«9 марта.
Итак, завтра — на фронт. Пожитки уложены. День был суматошный. Возле базара встретил Киричева. Крупно поговорили. Смурной. Скулил.
Неприятный осадок от встречи с матерью Лены. В чем я виноват?
Адрес Лены в кармане гимнастерки. Суждено ли нам еще увидеть друг друга?.. Где и когда?.. Или никогда?.. Письма с фронта идут сюда, наверное, по месяцу. Лена будет ходить мимо этого домика, поглядывать на мое окно, но здесь уже поселится кто-то другой…
Прощай, Лена! Прощай, Кара-Курган!..»
На этом кончаются мои относительно подробные записи госпитального и отпускного периодов — пером, нормальными чернилами или хорошо отточенным карандашом, за крепким столом о четырех ножках. А дальше — хуже, такое, что и самому трудно разобрать, — огрызком карандаша, на коленях, при фитиле коптилки, после боя, когда дрожат руки, строчки наползают друг на друга, разве что на переформировках что-то можно было записать подробней.
Но о том последнем дне в Кара-Кургане, накануне отъезда на фронт, хочется вспомнить…
Киричева я действительно встретил у базара. Я хотел пройти мимо, но он загородил дорогу:
— Все ты от меня рыло воротишь. Все ты мне Шурку костью в горле держишь. А ведь зря! Чем он люб тебе был?
— Валяй, валяй дальше, — сцепил я зубы.
— Добрый он был, а? Сердечный? А откуда ты знаешь?
— Видел.
— А может, ему выгодно было так? Каждый норовит рольку сыграть. А доброго сыграть — лучше и не придумаешь по нынешним временам. Все жалостливые и жадные на доброту стали…

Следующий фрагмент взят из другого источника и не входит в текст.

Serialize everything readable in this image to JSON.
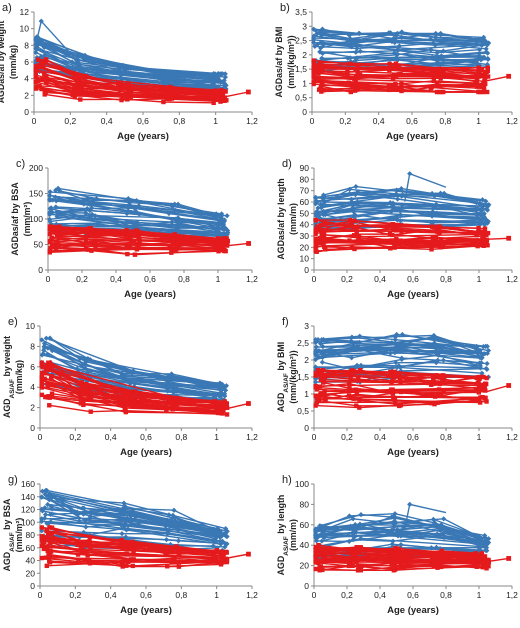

Это уже был не кураж, а исповедь, и я сказал:
— А какую же роль избрал ты?
— Об этом и речь, что я ничего из себя не корчу. Какой есть — такой на виду, — он отстранился, звякнув медалями. — Я ведь эту войну-суку переживу, — сказал он вдруг очень серьезно. — В госпитале время медленное. И поспать хватало, и думы свои поворошить, в будущее заглянуть. Днем, бывало, дрыхнешь, а ночью не спится, глазеешь в потолок под чужой храп и роешься у себя в душе. Вот и задал я однажды себе вопрос: что я есть, что я умею? Волчьим нюхом обзавелся, и все прочее по-волчьи… Все мы волками стали… Так кем же я на гражданке окажусь с этой нынешней своей высокой квалификацией?.. Постой, не перебивай, знаю, — полезешь с политграмотой, мол, сперва немца догрызть надо, а потом вернемся на гражданку, к другим профессиям и все такое прочее-разное… Ну, догрызем мы немца, а потом всей стаей ринемся по домам, на гражданку, и что же? Мозгой все будем правильно понимать, мол, пора профессию менять, да вот будет ли душа к этому готова? Вот в чем страх, а может, и ужас мой.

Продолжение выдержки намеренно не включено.